Deferred Action for Childhood Arrivals (DACA): An Economic Strategy in Trump’s America?

Although immigration reform is one of the largest issues facing the United States today, most of the discussion is centered on curbing the number of immigrants entering the nation rather than aiding those who have already established themselves here. In June 2012, President Barack Obama created a new program called “Deferred Action for Childhood Arrivals” (DACA) giving certain young undocumented people the ability to apply for temporary work permits and deferrals of deportations. During his Presidential campaign, now President Donald Trump vowed to repeal this policy in order to achieve his larger goal to “Make America Great Again.” Although Trump has not acted on this promise, his immigration policies thus far have set up the stage to repeal this Obama directive. In an effort to dispel the myths about DACA, studies have estimated that DACA would add millions in wages to both DACA eligible employees and state residents at large. Data suggests that concerns about DACA are far outweighed by the likely economic benefits of the program. By examining differences between increases in income for both DACA-eligible recipients and all state residents, my research indicates that DACA is beneficial not only for those who are eligible for it, but also for state residents at large. In addition, I seek to analyze data compiled by the Migration Policy Institute, which suggests that family income as a result of DACA increases for all wealth classes throughout the United States.

In 2013, the Center for American Progress (CAP) published an estimate for the increases in income for both DACA eligible recipients and state residents at large from 2012 to 2022, suggesting that DACA positively contributes to economic growth. When the data is analyzed on the state level (see figure 1) states such as California and Texas see a large increase in family wages. This is probably because these states have a higher number of DACA eligible recipients. However, there is no large difference in likely increases in wages between Southern states and non Southern states. This indicates that increases are not dependent on where a state is located, but rather by the number of already established immigrants there are within the state.

Increases in the income of DACA eligible workers can be explained by the new opportunities presented to them through a work permit and a social security number. According to a report by Roberto Gonzales and Angie Bautista-Chavez, 60% have obtained a new job, 45% increased their earnings, 21% have obtained internships, 49% opened a bank account, and 21% obtained health care. These opportunities are what allow their wages to increase, and according to the Center for American Progress, as lower income individuals gain access to capital, they rapidly recycle it back into their local economies. DACA would stimulate the economy due to a rise in thriving middle class populations. 64% of DACA eligible recipients live at or below 199% of the poverty line (figure 2), so they are likely to spend their income faster than individuals that live above 200% of the poverty line because they need more immediate access to resources. Moreover, over 3.5 million DACA eligible families live below 99% percent of the poverty line, suggesting that they would recycle their wages into the economy because they need immediate access to goods. Thus, economic advantages for DACA recipients translate to economic advantages for their communities.

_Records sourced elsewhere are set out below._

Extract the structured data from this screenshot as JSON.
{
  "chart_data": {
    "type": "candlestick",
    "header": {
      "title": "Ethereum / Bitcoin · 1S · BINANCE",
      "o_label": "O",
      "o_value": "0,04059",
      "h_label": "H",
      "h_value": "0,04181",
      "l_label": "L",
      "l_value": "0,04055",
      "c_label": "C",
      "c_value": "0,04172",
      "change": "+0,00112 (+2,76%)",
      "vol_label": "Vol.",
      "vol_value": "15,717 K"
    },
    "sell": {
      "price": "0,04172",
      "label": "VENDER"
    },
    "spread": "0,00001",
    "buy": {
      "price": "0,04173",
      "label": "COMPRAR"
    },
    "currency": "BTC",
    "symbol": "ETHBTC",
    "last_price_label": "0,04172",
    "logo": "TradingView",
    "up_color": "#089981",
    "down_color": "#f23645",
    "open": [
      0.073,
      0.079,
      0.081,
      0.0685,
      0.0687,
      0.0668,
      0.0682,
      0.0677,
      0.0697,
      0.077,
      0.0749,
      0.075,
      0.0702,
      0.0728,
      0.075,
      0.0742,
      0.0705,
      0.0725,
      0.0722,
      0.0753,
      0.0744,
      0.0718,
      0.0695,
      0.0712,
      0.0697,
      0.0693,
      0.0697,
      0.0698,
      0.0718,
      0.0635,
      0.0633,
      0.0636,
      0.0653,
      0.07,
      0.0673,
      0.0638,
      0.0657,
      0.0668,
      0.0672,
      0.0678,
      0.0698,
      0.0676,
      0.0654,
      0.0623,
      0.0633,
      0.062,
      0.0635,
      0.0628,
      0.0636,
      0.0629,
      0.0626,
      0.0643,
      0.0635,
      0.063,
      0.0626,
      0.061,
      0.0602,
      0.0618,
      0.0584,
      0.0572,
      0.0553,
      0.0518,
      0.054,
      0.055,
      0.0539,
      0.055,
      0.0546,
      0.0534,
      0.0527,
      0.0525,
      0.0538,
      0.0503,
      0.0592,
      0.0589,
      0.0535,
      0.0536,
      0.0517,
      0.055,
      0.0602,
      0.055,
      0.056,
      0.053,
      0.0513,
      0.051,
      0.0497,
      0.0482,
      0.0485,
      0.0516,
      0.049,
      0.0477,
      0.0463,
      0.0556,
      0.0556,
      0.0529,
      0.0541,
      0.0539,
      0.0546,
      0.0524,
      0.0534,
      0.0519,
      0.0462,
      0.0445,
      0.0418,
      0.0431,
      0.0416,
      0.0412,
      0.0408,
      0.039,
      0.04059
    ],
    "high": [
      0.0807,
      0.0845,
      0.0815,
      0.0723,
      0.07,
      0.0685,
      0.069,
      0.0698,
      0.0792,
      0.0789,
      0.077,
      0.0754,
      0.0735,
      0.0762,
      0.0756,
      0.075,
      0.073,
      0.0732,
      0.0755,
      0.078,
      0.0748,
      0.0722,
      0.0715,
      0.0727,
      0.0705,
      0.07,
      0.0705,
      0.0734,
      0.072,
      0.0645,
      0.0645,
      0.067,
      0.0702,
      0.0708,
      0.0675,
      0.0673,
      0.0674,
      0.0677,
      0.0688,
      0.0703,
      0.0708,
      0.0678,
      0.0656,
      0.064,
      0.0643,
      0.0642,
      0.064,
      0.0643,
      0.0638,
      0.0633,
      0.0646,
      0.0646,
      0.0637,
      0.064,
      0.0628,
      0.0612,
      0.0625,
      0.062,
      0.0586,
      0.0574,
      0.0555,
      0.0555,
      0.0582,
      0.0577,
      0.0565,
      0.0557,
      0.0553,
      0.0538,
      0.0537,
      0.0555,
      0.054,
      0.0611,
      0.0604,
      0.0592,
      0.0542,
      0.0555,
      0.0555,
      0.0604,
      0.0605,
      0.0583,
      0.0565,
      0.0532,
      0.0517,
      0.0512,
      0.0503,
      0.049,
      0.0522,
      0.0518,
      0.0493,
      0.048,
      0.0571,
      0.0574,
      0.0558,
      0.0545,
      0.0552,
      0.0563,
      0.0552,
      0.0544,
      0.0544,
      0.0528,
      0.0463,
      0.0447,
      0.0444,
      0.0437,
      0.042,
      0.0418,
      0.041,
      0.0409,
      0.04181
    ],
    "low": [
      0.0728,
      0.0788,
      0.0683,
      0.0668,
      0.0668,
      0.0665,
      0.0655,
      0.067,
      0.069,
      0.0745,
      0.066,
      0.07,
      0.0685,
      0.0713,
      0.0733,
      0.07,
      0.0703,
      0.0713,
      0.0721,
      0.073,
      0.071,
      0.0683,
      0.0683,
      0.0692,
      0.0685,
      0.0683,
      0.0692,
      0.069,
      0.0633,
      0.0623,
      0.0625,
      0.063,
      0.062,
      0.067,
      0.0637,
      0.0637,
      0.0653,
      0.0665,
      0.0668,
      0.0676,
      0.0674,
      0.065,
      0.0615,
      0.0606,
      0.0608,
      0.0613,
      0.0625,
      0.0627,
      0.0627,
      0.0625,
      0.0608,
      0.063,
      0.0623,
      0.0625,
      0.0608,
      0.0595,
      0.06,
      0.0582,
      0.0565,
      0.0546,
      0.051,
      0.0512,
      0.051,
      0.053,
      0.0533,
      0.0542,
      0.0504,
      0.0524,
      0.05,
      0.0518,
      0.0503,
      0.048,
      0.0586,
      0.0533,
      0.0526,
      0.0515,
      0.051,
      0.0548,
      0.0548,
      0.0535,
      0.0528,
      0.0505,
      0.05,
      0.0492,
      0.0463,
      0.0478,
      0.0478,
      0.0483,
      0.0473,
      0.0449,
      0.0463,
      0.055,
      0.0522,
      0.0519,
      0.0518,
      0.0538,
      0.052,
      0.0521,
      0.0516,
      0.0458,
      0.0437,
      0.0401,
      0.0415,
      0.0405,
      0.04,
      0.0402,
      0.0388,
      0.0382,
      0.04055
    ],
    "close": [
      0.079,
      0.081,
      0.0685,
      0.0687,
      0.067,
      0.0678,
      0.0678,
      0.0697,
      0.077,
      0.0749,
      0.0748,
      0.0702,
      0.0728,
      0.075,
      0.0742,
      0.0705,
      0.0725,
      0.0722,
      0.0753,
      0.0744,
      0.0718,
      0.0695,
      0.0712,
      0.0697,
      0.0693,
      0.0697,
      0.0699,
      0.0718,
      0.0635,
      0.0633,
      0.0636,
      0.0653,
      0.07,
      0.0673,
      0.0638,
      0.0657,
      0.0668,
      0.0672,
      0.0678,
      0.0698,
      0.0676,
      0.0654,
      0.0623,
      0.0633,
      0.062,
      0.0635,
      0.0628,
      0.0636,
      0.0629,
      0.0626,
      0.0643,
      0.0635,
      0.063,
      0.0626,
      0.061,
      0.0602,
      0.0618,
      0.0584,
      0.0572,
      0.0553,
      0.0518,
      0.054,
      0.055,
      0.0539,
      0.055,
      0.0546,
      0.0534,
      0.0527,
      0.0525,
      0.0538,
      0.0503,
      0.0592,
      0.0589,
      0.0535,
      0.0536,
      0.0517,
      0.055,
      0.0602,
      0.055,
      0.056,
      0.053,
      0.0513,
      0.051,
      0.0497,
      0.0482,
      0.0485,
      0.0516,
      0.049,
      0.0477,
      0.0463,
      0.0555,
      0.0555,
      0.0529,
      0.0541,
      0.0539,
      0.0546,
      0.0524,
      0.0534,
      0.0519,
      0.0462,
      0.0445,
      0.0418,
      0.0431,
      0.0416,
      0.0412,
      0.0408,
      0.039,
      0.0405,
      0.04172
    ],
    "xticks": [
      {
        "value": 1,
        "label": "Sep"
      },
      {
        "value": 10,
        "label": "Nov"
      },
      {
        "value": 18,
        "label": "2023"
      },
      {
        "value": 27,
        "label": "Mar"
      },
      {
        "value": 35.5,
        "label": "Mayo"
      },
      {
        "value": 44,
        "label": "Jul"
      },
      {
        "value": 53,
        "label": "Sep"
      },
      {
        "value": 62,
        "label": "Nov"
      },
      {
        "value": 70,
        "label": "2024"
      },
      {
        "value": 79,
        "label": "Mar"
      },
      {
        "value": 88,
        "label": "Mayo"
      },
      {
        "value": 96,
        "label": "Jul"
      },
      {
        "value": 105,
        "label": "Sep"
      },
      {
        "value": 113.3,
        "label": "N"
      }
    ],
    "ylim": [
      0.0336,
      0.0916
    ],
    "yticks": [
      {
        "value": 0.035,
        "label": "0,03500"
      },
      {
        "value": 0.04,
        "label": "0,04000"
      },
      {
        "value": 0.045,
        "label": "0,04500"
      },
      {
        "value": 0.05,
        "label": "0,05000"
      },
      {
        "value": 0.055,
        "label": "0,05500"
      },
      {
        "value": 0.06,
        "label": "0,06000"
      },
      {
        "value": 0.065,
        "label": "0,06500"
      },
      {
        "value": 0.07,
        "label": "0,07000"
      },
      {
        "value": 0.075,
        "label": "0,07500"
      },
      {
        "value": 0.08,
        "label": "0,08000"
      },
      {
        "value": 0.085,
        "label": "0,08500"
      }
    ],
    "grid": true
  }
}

Figure 2: Income levels of DACA eligible workers

The Center for American Progress projects wage increases for both DACA-eligible recipients and state residents at large. For every single state, the cumulative earnings of all residents are larger than the cumulative increase of DACA eligible workers (see figures 1 and 3). Some states have significant differences in the earnings between DACA eligible workers and state residents at large. Increases in income for DACA workers account for a portion of the increase in the incomes of all state residents, but there is greater economic prosperity for those who are not DACA recipients. If we remove the earnings of DACA eligible workers from the state as a whole, states are still expected to see substantial economic growth. For instance, California should expect a $7.15 million increase in income for families that are not DACA eligible, Illinois should expect a $6.65 million increase, and New York should expect a $6.15 million increase. This increase can be attributed to the creation of new jobs, increase in tax revenue, and the rapid recycling of income within local economies. This is important because many individuals fear that DACA would hurt other state residents and decrease economic stimulation. CAP attributes this increase to DACA, rather than economic growth more generally, by estimating the number of undocumented people in the states that would receive work permits and evaluating how that would affect wage growths within the states. They used data provided by the Migration Policy institute and GDP Analysis from the Bureau of Economic Analysis. A more detailed methodology can be found on the CAP website. To clarify, this data set looks at projected increases in income, not actual increases in income, between 2012 and 2022.

Figures 1 and 3 also illustrate that not all states would sustain significant benefits due to DACA. Many states that presumably do not have large populations of undocumented immigrants are less likely to benefit from DACA because the policy specifically targets those immigrants. States such as Rhode Island, Hawaii, and the District of Columbia have small populations of undocumented immigrants, so that is why CAP does not predict large increases in the cumulative earnings of their residents. The graphs also depict that these states will not be hurt by DACA; their economies will grow, just not as fast as those states that contain large undocumented populations.

There are many individuals who believe that DACA would increase spending on both the federal and state levels, cause undocumented immigrants to “steal” jobs, and hurt the U.S. economy. These fears have been exacerbated by the Trump administration, but the numbers prove that the opposite is true. DACA is a viable economic policy that will benefit the United States at large and should not be repealed by the Trump Administration.